Determine trunk and shoulder muscle strength cutoff points for functional independence and wheelchair skills, and verify the predictive capacity of relative and absolute peak torque in men with spinal cord injury (SCI).
Cross-sectional study.
Rehabilitation hospital setting.
Men (N=54) with SCI were recruited and stratified into high and low paraplegia groups.
All participants performed maximum strength tests for shoulder abduction or adduction (isokinetic) and trunk flexion or extension (isometric) to determine relative and absolute peak torque cutoff points for the Spinal Cord Independence Measure version III (SCIM-III) and Adapted Manual Wheelchair Circuit (AMWC).
The primary outcome measures were SCIM-III, AMWC-Brazil test, and strength variables (peak torques).
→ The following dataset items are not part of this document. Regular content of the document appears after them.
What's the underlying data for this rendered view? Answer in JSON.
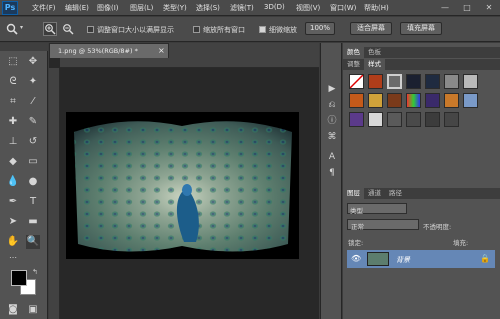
{
  "app": {
    "logo": "Ps"
  },
  "menu": {
    "items": [
      "文件(F)",
      "编辑(E)",
      "图像(I)",
      "图层(L)",
      "类型(Y)",
      "选择(S)",
      "滤镜(T)",
      "3D(D)",
      "视图(V)",
      "窗口(W)",
      "帮助(H)"
    ]
  },
  "window_controls": {
    "minimize": "—",
    "restore": "□",
    "close": "✕"
  },
  "options": {
    "zoom_resize_label": "调整窗口大小以满屏显示",
    "zoom_all_label": "缩放所有窗口",
    "scrubby_label": "细微缩放",
    "zoom_resize_checked": false,
    "zoom_all_checked": false,
    "scrubby_checked": true,
    "percent_btn": "100%",
    "fit_screen_btn": "适合屏幕",
    "fill_screen_btn": "填充屏幕"
  },
  "document": {
    "tab_title": "1.png @ 53%(RGB/8#) *",
    "tab_close": "×"
  },
  "panels": {
    "color_tabs": [
      "颜色",
      "色板"
    ],
    "adjust_tabs": [
      "调整",
      "样式"
    ],
    "layer_tabs": [
      "图层",
      "通道",
      "路径"
    ],
    "layer_kind": "类型",
    "blend_mode": "正常",
    "opacity_label": "不透明度:",
    "lock_label": "锁定:",
    "fill_label": "填充:",
    "layer_name": "背景"
  },
  "colors": {
    "accent": "#6587b6",
    "foreground": "#000000",
    "background": "#ffffff"
  }
}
Demographic characteristics obtained from participants' electronic medical records were the secondary outcomes used as predictor variables of functional independence.
The best predictive model for SCIM-III (R=0.78, P≤.05) used the sum of trunk flexion and extension relative peak torque values to determine the cutoff points (1.42 N·m/kg for a score of 70). Relative shoulder abduction peak torque was used in the predictive models for AMWC outcomes: performance score (R=0.77, P≤.05, cutoff points of 0.97 N·m/kg for 300.0m) and 3-minute overground wheeling (R=0.72, P≤.05, cutoff points of 0.96 N·m/kg for 18.5s).
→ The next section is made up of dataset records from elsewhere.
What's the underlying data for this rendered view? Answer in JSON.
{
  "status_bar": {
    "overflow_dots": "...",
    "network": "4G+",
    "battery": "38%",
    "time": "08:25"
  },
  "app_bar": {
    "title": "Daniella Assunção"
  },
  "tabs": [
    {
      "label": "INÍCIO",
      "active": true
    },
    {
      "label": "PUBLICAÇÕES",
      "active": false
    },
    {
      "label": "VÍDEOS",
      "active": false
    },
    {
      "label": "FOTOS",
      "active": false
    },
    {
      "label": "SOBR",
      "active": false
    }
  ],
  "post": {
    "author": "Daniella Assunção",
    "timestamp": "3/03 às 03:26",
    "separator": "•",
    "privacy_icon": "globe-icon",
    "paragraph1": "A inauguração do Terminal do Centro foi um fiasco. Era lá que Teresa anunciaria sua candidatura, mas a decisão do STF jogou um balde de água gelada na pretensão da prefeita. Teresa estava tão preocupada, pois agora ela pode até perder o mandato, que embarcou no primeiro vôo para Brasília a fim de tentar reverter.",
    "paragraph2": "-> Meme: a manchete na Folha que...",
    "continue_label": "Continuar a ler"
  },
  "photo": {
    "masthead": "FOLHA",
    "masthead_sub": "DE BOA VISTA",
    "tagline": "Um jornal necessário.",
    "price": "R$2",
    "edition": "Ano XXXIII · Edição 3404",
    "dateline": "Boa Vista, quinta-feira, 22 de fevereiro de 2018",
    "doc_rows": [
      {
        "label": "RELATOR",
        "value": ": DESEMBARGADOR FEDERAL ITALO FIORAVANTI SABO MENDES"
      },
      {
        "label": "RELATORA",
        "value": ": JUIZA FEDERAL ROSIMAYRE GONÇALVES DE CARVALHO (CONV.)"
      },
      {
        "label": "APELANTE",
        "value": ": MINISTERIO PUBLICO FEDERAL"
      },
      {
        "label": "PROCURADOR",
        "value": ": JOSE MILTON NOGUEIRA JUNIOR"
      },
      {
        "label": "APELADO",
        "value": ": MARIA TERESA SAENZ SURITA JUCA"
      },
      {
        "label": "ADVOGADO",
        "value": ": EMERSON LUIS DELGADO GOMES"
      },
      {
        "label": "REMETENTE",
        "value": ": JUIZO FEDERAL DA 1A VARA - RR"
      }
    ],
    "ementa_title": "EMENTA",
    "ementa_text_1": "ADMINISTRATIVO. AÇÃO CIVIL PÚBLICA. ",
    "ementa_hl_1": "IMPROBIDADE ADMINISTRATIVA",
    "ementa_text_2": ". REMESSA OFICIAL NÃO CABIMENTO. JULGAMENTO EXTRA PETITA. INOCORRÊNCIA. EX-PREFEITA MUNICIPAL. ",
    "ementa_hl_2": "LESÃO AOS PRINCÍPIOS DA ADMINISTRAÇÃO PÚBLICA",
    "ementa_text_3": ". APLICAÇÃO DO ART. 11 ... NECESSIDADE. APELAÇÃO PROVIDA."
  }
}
Relative peak torque showed better predictive capacity compared to absolute peak torque. Cutoff points were established for relative muscle strength and could help health professionals set appropriate goals for individuals with SCI to achieve high functional independence and wheelchair ability.
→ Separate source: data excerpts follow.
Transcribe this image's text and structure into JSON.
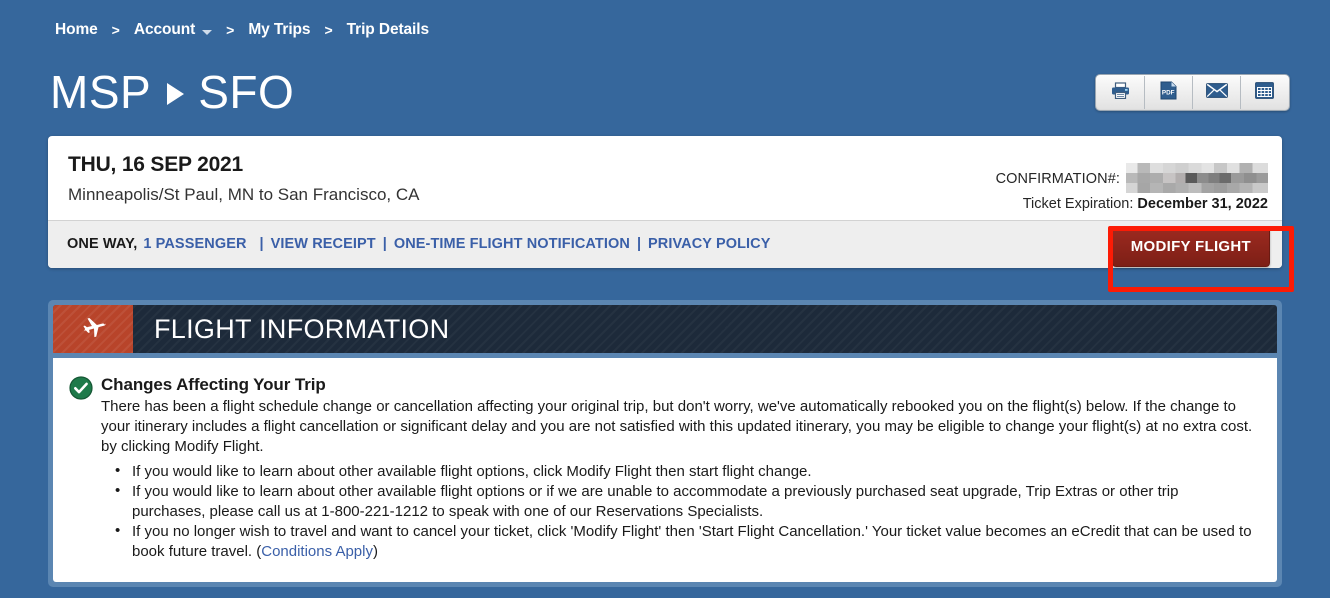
{
  "breadcrumb": {
    "items": [
      {
        "label": "Home",
        "has_caret": false
      },
      {
        "label": "Account",
        "has_caret": true
      },
      {
        "label": "My Trips",
        "has_caret": false
      },
      {
        "label": "Trip Details",
        "has_caret": false
      }
    ],
    "separator": ">"
  },
  "header": {
    "origin_code": "MSP",
    "destination_code": "SFO",
    "actions": [
      {
        "name": "print-icon",
        "label": "Print"
      },
      {
        "name": "pdf-icon",
        "label": "PDF"
      },
      {
        "name": "email-icon",
        "label": "Email"
      },
      {
        "name": "calendar-icon",
        "label": "Calendar"
      }
    ]
  },
  "trip": {
    "date": "THU, 16 SEP 2021",
    "route": "Minneapolis/St Paul, MN to San Francisco, CA",
    "confirmation_label": "CONFIRMATION#:",
    "confirmation_value": "",
    "ticket_expiration_label": "Ticket Expiration:",
    "ticket_expiration_value": "December 31, 2022"
  },
  "links_strip": {
    "trip_type": "ONE WAY,",
    "passengers": "1 PASSENGER",
    "links": [
      "VIEW RECEIPT",
      "ONE-TIME FLIGHT NOTIFICATION",
      "PRIVACY POLICY"
    ],
    "pipe": "|",
    "modify_flight": "MODIFY FLIGHT"
  },
  "flight_information": {
    "section_title": "FLIGHT INFORMATION",
    "notice": {
      "title": "Changes Affecting Your Trip",
      "paragraph": "There has been a flight schedule change or cancellation affecting your original trip, but don't worry, we've automatically rebooked you on the flight(s) below. If the change to your itinerary includes a flight cancellation or significant delay and you are not satisfied with this updated itinerary, you may be eligible to change your flight(s) at no extra cost. by clicking Modify Flight.",
      "bullets": [
        "If you would like to learn about other available flight options, click Modify Flight then start flight change.",
        "If you would like to learn about other available flight options or if we are unable to accommodate a previously purchased seat upgrade, Trip Extras or other trip purchases, please call us at 1-800-221-1212 to speak with one of our Reservations Specialists.",
        "If you no longer wish to travel and want to cancel your ticket, click 'Modify Flight' then 'Start Flight Cancellation.' Your ticket value becomes an eCredit that can be used to book future travel. ("
      ],
      "conditions_link": "Conditions Apply",
      "bullet_tail": ")"
    }
  },
  "colors": {
    "page_background": "#36679c",
    "link_blue": "#3a5fa8",
    "modify_button": "#8d2419",
    "highlight_box": "#fc1b05",
    "panel_header": "#1d2a3a",
    "plane_badge": "#b8442a",
    "check_green": "#1e7a4a"
  }
}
确定躯干和肩部肌肉力量的功能独立性和轮椅技能的截断点,并验证脊髓损伤(SCI)男性的相对和绝对峰值扭矩的预测能力。
横断面研究。
康复医院环境。
招募了患有 SCI 的男性(N=54),并将其分为高截瘫组和低截瘫组。
所有参与者均进行了肩外展或内收(等速)和躯干屈伸(等长)的最大力量测试,以确定脊髓独立性测量量表第三版(SCIM-III)和改良手动轮椅电路(AMWC)的相对和绝对峰值扭矩截断点。
主要观察指标为 SCIM-III、AMWC-巴西测试和力量变量(峰值扭矩)。参与者电子病历中获得的人口统计学特征是作为功能独立性预测变量的次要观察指标。
SCIM-III 的最佳预测模型(R=0.78,P≤0.05)使用躯干屈伸相对峰值扭矩值之和来确定截断点(70 分的评分标准为 1.42 N·m/kg)。相对肩外展峰值扭矩用于 AMWC 结果的预测模型:表现评分(R=0.77,P≤0.05,300.0m 的截断点为 0.97 N·m/kg)和 3 分钟地面轮椅(R=0.72,P≤0.05,18.5s 的截断点为 0.96 N·m/kg)。
与绝对峰值扭矩相比,相对峰值扭矩显示出更好的预测能力。建立了相对肌肉力量的截断点,可以帮助 SCI 患者的健康专业人员为他们设定实现高功能独立性和轮椅能力的适当目标。